La completa assenza di ricordi coscienti, anche se molto spesso non è proprio così, spiegherebbe il motivo per cui la stragrande maggioranza degli addotti non si accorge e probabilmente non si accorgerà mai di esserlo nonostante che i rapitori, essendo esseri viventi, possano comunque commettere degli errori. Tipicamente riferito è il caso della persona che si sveglia con il pigiama al rovescio o senza la canottiera che pure indossava quando si era addormentata, senza le mutande o senza la catenina d'oro al collo. E' possibile che nella fretta di sparire i rapitori lascino bagnati e sporchi di terra i piedi del rapito che per essere portato via ha dovuto "sonnambulare" attraverso l'erba bagnata del giardino.
Altrettanto allarmante per il presunto addotto è il rendersi conto del fenomeno del "missing time" vale a dire della sensazione di non ricordare cosa ha fatto e dove è stato per un periodo di tempo più o meno lungo, periodo che può variare da qualche minuto ad alcune ore ma finanche a più giorni. E' frequentemente descritto il caso della persona che va a fare la spesa al supermercato con la propria automobile e che impiega normalmente 15 minuti per andare e 15 minuti per tornare. Ricorda di essere partita da casa alle 19, di essere arrivata al negozio alle 19 e 15 e invece si accorge di essere tornata a casa alle 21: che cosa è successo dalle 19 e 15 alle 21? Se questa persona indagasse tramite l'ipnosi che cosa le è accaduto in questi 90 minuti di apparente vuoto temporale potrebbe scoprire che dietro lo schermo della sua amnesia si cela un rapimento alieno (regressione ipnotica di Kathie Davis; Intrusi; Budd Hopkins).

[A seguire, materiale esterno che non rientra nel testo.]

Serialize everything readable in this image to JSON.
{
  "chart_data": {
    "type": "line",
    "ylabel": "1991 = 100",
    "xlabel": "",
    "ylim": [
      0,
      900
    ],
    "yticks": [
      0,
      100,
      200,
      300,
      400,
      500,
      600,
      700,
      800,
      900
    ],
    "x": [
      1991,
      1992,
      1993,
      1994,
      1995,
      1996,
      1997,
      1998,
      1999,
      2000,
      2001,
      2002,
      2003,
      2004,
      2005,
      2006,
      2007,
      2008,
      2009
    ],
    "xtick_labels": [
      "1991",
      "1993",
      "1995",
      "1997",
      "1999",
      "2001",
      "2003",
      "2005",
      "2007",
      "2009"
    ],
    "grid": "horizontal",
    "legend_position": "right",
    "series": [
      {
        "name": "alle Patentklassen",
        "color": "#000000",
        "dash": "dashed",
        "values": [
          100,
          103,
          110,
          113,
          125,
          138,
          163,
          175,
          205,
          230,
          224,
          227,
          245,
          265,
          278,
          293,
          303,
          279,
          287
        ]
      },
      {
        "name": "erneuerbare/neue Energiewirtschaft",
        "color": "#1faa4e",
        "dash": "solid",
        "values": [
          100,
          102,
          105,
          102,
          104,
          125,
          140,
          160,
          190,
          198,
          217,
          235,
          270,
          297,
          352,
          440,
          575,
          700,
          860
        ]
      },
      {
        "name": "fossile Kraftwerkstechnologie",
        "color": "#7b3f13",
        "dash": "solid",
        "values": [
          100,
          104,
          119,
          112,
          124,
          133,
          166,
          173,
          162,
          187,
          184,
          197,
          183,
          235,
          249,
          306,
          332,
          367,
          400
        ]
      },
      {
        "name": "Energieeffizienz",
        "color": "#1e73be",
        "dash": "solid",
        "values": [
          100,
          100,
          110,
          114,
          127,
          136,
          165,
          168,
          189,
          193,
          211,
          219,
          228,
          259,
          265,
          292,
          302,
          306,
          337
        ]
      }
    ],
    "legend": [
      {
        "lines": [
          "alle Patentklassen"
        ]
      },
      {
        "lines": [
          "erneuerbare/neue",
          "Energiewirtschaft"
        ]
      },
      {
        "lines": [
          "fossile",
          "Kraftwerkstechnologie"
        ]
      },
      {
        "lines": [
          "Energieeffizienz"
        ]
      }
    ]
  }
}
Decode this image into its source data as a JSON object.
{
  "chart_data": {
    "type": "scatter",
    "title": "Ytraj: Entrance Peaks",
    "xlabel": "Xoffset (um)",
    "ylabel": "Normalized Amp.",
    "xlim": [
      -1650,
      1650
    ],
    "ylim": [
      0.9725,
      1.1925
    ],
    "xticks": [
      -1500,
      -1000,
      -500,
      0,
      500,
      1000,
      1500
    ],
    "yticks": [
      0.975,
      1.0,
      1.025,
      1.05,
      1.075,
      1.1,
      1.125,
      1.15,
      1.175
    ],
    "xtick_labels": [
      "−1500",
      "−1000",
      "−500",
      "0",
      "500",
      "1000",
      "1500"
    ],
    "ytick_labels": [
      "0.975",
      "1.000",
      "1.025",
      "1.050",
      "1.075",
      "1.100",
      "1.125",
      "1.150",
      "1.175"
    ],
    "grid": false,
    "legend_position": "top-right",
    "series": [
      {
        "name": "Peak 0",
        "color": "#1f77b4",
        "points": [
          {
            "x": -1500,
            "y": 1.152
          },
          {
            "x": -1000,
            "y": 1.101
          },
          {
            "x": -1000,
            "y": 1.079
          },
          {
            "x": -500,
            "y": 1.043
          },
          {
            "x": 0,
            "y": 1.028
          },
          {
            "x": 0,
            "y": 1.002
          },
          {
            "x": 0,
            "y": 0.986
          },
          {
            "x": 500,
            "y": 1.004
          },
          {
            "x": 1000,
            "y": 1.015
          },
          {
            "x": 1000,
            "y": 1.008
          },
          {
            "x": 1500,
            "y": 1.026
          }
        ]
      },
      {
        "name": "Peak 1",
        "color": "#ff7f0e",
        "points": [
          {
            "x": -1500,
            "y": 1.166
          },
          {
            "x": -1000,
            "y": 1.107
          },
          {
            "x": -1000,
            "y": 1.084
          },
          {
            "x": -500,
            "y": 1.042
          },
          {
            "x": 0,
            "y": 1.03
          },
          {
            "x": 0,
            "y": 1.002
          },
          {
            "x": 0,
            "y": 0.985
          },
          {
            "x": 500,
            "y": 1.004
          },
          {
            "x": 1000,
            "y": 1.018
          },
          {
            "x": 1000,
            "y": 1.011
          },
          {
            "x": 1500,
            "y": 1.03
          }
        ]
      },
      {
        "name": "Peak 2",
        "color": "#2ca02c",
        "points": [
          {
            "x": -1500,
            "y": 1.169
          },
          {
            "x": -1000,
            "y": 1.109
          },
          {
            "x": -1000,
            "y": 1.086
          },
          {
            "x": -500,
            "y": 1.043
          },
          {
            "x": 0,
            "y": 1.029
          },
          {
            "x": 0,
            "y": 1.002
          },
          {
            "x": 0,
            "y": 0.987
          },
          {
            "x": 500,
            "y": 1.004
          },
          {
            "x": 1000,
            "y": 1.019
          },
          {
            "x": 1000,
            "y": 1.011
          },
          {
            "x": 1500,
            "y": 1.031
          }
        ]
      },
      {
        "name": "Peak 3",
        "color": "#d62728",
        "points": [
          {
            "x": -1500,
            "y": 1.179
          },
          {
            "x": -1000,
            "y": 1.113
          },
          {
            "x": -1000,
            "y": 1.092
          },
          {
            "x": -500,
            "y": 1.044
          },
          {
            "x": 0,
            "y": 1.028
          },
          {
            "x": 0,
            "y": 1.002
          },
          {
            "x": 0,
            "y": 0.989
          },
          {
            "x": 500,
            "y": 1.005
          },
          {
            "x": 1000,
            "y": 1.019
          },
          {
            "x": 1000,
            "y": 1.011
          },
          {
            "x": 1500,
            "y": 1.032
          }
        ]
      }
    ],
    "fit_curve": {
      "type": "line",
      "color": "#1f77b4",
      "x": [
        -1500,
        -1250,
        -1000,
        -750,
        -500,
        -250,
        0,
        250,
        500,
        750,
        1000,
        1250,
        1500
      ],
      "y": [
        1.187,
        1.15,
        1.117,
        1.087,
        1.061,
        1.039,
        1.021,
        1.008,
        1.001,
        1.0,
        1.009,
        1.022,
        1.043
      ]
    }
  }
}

Questa e altre stranezze rendono conto del fatto che come scrive il Dott. David Jacobs: "l'addotto vive in un mondo particolare, diverso da quello delle altre persone. E' un mondo popolato da fantasmi, da parenti morti che parlano con loro durante il sonno per dargli dei messaggi. Loro vivono esperienze extracorporee, hanno angeli come guardiani, protettori e consiglieri, ma anche sono terrorizzati e tormentati da demoni e da sfere di luce. Sperimentano sulla propria pelle asincronie di tempo e di luogo come trovarsi in un posto e dopo pochi secondi in un'altro senza sapere come ci sono arrivati. Per molti addotti il sonno è popolato da sogni lucidi così simili alla vita reale da rimanere terrorizzati da certi incubi avuti anche molti anni addietro.... Molti hanno di notte strane paralisi.... presentano fenomeni in serie di "missing time." Osservano UFOs..... Quando gli addotti decidono di esplorare le loro bizzarre esperienze con un ricercatore esperto, col tempo il loro mondo tende a normalizzarsi. Si rendono conto che la maggior parte, se non tutte le loro esperienze, possono essere ricondotte al fenomeno dei rapimenti da parte di esseri alieni. Quando questo accade..... capiscono che il mondo i cui vivono è soprattutto razionale, logico e comprensibile, come lo è per la maggioranza delle altre persone. I loro fantasmi, gli angeli, i diavoli, gli sbalzi temporali ecc. ecc, diventano allora comprensibili. I loro mondi diventano quello che i mondi dei non-addotti sono: normali."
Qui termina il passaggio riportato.